Three weeks I have been not-answering that question inside my own head. Three weeks of going around it, over it, through everything else so I did not have to stand still in front of it. Jada just said it out loud and now there is nowhere else to go.
I close the food container. I look at the front door.
I say his name.
It comes out smaller than I meant it to. My voice does not hold the way I needed it to, breaks just slightly at the end, and I hate that. I hate that his name still does something to my voice.
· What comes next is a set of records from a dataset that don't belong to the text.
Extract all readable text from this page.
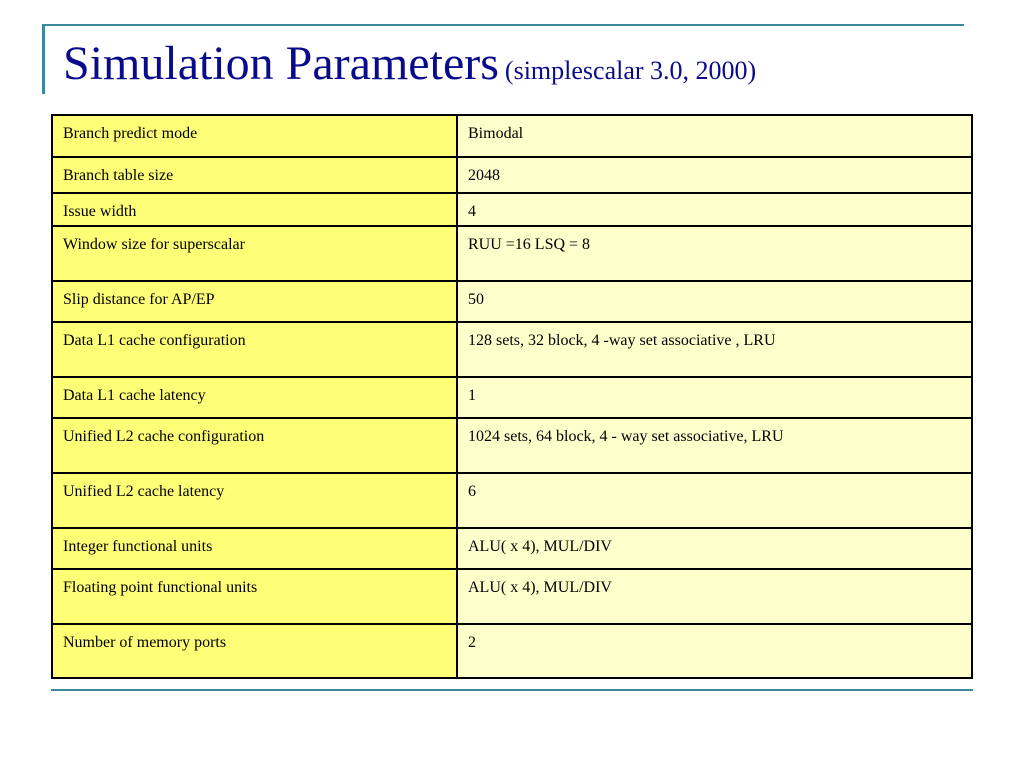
Simulation Parameters (simplescalar 3.0, 2000)
Branch predict mode	Bimodal
Branch table size	2048
Issue width	4
Window size for superscalar	RUU =16 LSQ = 8
Slip distance for AP/EP	50
Data L1 cache configuration	128 sets, 32 block, 4 -way set associative , LRU
Data L1 cache latency	1
Unified L2 cache configuration	1024 sets, 64 block, 4 - way set associative, LRU
Unified L2 cache latency	6
Integer functional units	ALU( x 4), MUL/DIV
Floating point functional units	ALU( x 4), MUL/DIV
Number of memory ports	2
Jada goes completely still.
She knows the name. Everyone in Chicago who pays any attention to money or sport or power knows that name. I watched it happen on her face, the recognition, and then the thing after recognition, which is worse.
"Celeste."
"I know."
"He is the one buying this block."
"I know."
She opens her mouth. Closes it. I can see her working through what to say versus what she actually wants to say, and those are two very different things with Jada and I am grateful she is choosing carefully.
Her phone lights up on the counter between us.
She looks down at it. Her face changes in a way I do not like.
She turns it toward me without saying anything.
A news alert. Steele Development acquires south block. Demolition scheduled in sixty days.
I read it twice. Sixty days, not thirty. The city gave me thirty for the fees. He has filed for sixty. Two clocks running at the same time, and both of them end at the same address.
Jada takes the phone back slowly. "Did he come here today? In person?"
I look at her.
"Celeste. Did he come to the shop?"
"Yes."
She puts the phone face down. She does all that very deliberately, like she is keeping her hands busy so the rest of her does not do something else.
"What did he say?"
"He said he knows my brother."
The words land in the room between us and I watch Jada's face go through three different things in about two seconds. Surprise. Then something sharper. Then very careful stillness.
"What do you mean he knows Damon?"
"He said they played together. Eight years ago."
She is looking at me the way she looks when she has already connected something I have not caught up to yet.
"Jada."
She picks up her phone. Not to show me anything. She is typing.
"What are you doing?"
She turns the screen toward me.
It is a search result. An old sports article, eight years back, with a photo. Two players. One of them is younger and the stance is different but the face is the same face that was standing in my shop this morning.
The other one is my brother.
The headline reads: Wade career ended after teammate incident. Steele cleared.